A vida na cadeia é uma vida inimaginável pra quem está fora dela.

Varella não minimiza nenhuma piscada registrada por seus olhos.

Pela memória de Dráuzio Varella circulam em Carandiru problemas profundos e almas de gente, de pessoas.

Na cadeia, a vida de um pobre preto ou de uma pobre preta é a mesma. Dura, duríssima.

Imaginem, pois, uma mulher negra, gay, prostituta, pobre…

A sociedade, não só no Brasil, condena de olhos fechados a miséria de quem vive pobre e aparentemente sem futuro. Principalmente quando esse pobre sem futuro é negro ou negra.

Nessa linha de realidade e interpretação segue Dráuzio Varella no livro Prisioneiros.
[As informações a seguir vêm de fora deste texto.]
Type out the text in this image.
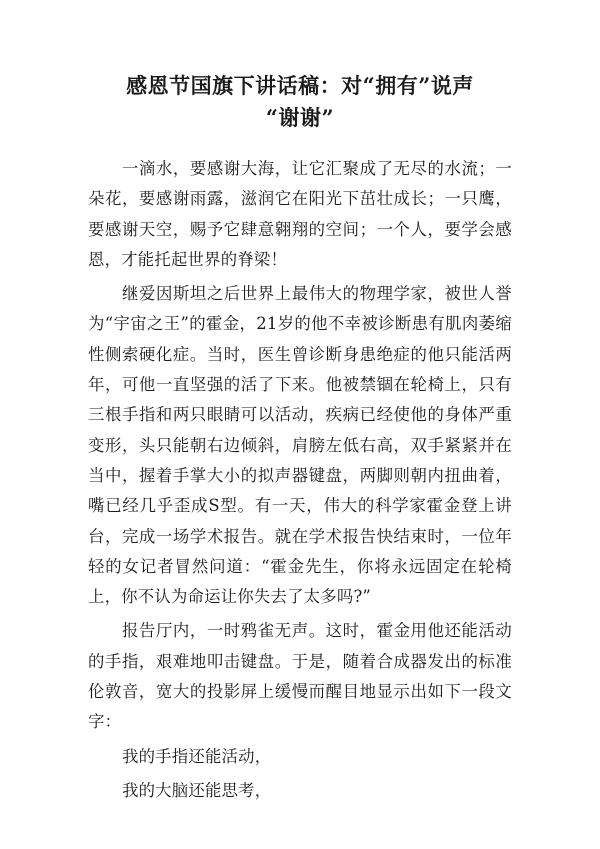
感恩节国旗下讲话稿：对“拥有”说声
“谢谢”

一滴水，要感谢大海，让它汇聚成了无尽的水流；一朵花，要感谢雨露，滋润它在阳光下茁壮成长；一只鹰，要感谢天空，赐予它肆意翱翔的空间；一个人，要学会感恩，才能托起世界的脊梁！

继爱因斯坦之后世界上最伟大的物理学家，被世人誉为“宇宙之王”的霍金，21岁的他不幸被诊断患有肌肉萎缩性侧索硬化症。当时，医生曾诊断身患绝症的他只能活两年，可他一直坚强的活了下来。他被禁锢在轮椅上，只有三根手指和两只眼睛可以活动，疾病已经使他的身体严重变形，头只能朝右边倾斜，肩膀左低右高，双手紧紧并在当中，握着手掌大小的拟声器键盘，两脚则朝内扭曲着，嘴已经几乎歪成S型。有一天，伟大的科学家霍金登上讲台，完成一场学术报告。就在学术报告快结束时，一位年轻的女记者冒然问道：“霍金先生，你将永远固定在轮椅上，你不认为命运让你失去了太多吗?”

报告厅内，一时鸦雀无声。这时，霍金用他还能活动的手指，艰难地叩击键盘。于是，随着合成器发出的标准伦敦音，宽大的投影屏上缓慢而醒目地显示出如下一段文字：

我的手指还能活动，

我的大脑还能思考，
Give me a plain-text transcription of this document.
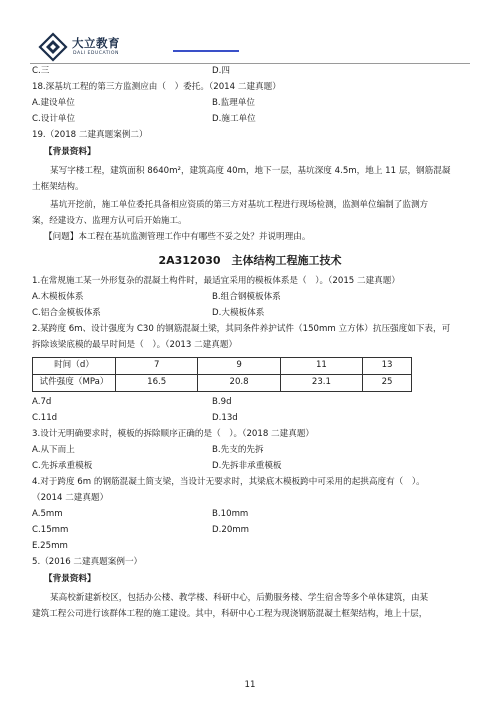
大立教育
DALI EDUCATION
C.三	D.四
18.深基坑工程的第三方监测应由（　）委托。（2014 二建真题）
A.建设单位	B.监理单位
C.设计单位	D.施工单位
19.（2018 二建真题案例二）
【背景资料】

某写字楼工程，建筑面积 8640m²，建筑高度 40m，地下一层，基坑深度 4.5m，地上 11 层，钢筋混凝

土框架结构。

基坑开挖前，施工单位委托具备相应资质的第三方对基坑工程进行现场检测，监测单位编制了监测方

案，经建设方、监理方认可后开始施工。

【问题】本工程在基坑监测管理工作中有哪些不妥之处？并说明理由。
2A312030　主体结构工程施工技术
1.在常规施工某一外形复杂的混凝土构件时，最适宜采用的模板体系是（　）。（2015 二建真题）
A.木模板体系	B.组合钢模板体系
C.铝合金模板体系	D.大模板体系
2.某跨度 6m、设计强度为 C30 的钢筋混凝土梁，其同条件养护试件（150mm 立方体）抗压强度如下表，可
拆除该梁底模的最早时间是（　）。（2013 二建真题）
时间（d）	7	9	11	13
试件强度（MPa）	16.5	20.8	23.1	25
A.7d	B.9d
C.11d	D.13d
3.设计无明确要求时，模板的拆除顺序正确的是（　）。（2018 二建真题）
A.从下而上	B.先支的先拆
C.先拆承重模板	D.先拆非承重模板
4.对于跨度 6m 的钢筋混凝土简支梁，当设计无要求时，其梁底木模板跨中可采用的起拱高度有（　）。
（2014 二建真题）
A.5mm	B.10mm
C.15mm	D.20mm
E.25mm
5.（2016 二建真题案例一）
【背景资料】

某高校新建新校区，包括办公楼、教学楼、科研中心，后勤服务楼、学生宿舍等多个单体建筑，由某

建筑工程公司进行该群体工程的施工建设。其中，科研中心工程为现浇钢筋混凝土框架结构，地上十层，

11
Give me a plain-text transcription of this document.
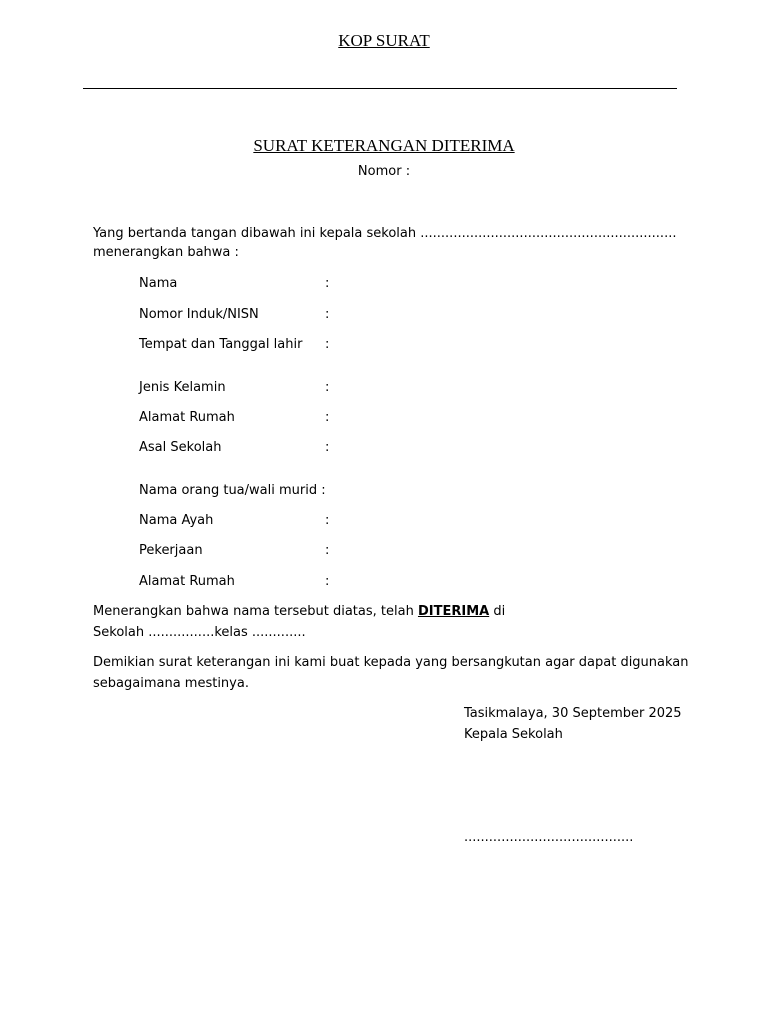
KOP SURAT
SURAT KETERANGAN DITERIMA
Nomor :
Yang bertanda tangan dibawah ini kepala sekolah ..............................................................
menerangkan bahwa :
Nama	:
Nomor Induk/NISN	:
Tempat dan Tanggal lahir :
Jenis Kelamin	:
Alamat Rumah	:
Asal Sekolah	:
Nama orang tua/wali murid :
Nama Ayah	:
Pekerjaan	:
Alamat Rumah	:
Menerangkan bahwa nama tersebut diatas, telah DITERIMA di
Sekolah ................kelas .............
Demikian surat keterangan ini kami buat kepada yang bersangkutan agar dapat digunakan
sebagaimana mestinya.
Tasikmalaya, 30 September 2025
Kepala Sekolah
.........................................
Nessa mesma toada segue a leitura do livro Presos que Menstruam. A autora, Nana Queiroz, leva às páginas a história de mulheres que caem no crime e são presas e condenadas a cumprir pena na cadeia. Começa com Júlia que cedo perde a infância, engravida e coisa e tal. Nana não mede palavras pra contar o que conta nesse livro.

Pois é, a realidade é terrível aqui e alhures. Mas até no mundo da fantasia há histórias que nos levam a pensar e a sofrer por contingências diversas.